La minaccia del difensore del Senegal

Il difensore del Senegal Moussa Niakhaté ha pubblicato su Instagram una foto con in mano il trofeo, accompagnata dal messaggio: “Venite a prenderlo! Sono pazzi!”. In un post simile, il terzino sinistro El Hadj Malick Diouf ha aggiunto: “Non è quello che mi aspettavo... questa cosa non porta da nessuna parte".

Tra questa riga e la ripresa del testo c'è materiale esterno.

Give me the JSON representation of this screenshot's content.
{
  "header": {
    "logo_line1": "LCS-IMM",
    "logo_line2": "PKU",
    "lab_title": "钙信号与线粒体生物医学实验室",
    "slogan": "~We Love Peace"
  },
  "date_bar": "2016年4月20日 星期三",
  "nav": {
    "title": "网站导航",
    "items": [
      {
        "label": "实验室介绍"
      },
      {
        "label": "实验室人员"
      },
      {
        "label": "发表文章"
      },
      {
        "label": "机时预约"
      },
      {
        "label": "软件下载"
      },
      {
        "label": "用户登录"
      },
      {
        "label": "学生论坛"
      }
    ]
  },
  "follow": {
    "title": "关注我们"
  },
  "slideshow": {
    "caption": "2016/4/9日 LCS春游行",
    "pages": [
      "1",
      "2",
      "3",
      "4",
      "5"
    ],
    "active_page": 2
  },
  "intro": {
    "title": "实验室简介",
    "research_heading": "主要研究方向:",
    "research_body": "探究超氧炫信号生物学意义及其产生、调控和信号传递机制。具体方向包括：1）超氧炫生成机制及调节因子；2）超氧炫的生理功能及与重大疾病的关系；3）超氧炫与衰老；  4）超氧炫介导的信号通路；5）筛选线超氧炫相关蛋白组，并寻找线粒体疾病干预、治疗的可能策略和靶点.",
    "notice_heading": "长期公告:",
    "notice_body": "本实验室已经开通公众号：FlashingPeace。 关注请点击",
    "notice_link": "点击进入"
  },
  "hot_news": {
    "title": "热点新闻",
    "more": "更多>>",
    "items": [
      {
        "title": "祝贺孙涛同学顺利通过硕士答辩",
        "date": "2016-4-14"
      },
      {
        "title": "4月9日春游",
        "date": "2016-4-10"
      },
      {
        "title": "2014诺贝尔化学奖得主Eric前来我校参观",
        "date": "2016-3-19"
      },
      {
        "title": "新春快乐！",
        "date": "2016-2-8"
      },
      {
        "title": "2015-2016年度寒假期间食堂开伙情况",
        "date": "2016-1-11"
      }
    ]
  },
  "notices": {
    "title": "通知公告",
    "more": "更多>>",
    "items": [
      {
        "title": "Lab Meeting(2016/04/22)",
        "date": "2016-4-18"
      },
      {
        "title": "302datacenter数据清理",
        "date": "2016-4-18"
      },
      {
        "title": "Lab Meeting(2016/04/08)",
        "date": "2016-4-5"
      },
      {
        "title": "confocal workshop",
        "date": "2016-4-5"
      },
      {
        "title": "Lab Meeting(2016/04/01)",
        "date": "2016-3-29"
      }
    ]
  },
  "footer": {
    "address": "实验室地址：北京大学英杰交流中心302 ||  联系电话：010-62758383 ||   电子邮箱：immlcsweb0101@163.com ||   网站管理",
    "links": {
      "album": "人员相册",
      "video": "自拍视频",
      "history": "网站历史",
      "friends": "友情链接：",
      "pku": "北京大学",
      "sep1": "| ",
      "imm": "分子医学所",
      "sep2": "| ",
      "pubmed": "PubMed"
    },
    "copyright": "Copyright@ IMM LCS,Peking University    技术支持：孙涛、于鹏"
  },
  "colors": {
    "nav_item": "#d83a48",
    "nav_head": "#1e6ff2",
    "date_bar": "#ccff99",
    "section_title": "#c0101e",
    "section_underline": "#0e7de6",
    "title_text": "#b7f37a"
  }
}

© RIPRODUZIONE RISERVATATutte le news di Coppa Africa

Cosa era accaduto

La finale si era trascinata verso il novantesimo con il risultato inchiodato sullo zero a zero, fin quando l’arbitro aveva assegnato un calcio di rigore ai padroni di casa del Marocco. A quel punto il ct del Senegal aveva invitato la squadra a tornare negli spogliatoi come forma di protesta estrema per quello che lui e i giocatori avevano considerato un clamoroso torto arbitrale nato per favorire i padroni di casa. Lunga interruzione, gioco ripreso alla fine con Brahim Diaz che si fa parare il penalty tentando un maldestro cucchiaio. Nei supplementari il graffio di Pape Gueye aveva dato la vittoria al Senegal. Decisivo per la ripresa del match fu l’intervento di Sadio Mané: l’attaccante dell’Al-Nassr era stato il più lucido di tutti e aveva convinto la squadra a tornare in campo, ispirando il trionfo. 

 

 

 

Il ricorso del Marocco

Poi sono scesi in campo gli avvocati. Il Marocco ha presentato ricorso e il board disciplinare della CAF ha dichiarato l’appello ammissibile e anche fondato. In base al regolamento, il comportamento del Senegal è stato equiparato a un abbandono della partita, a prescindere dal ritorno in campo e dalla regolare disputa dei supplementari. A carico del Marocco resta una multa per la condotta dai raccattapalle e per le intemperanze intorno allo schermo del Var e due multe per complessivi 60.000 dollari. E un trofeo in più in bacheca.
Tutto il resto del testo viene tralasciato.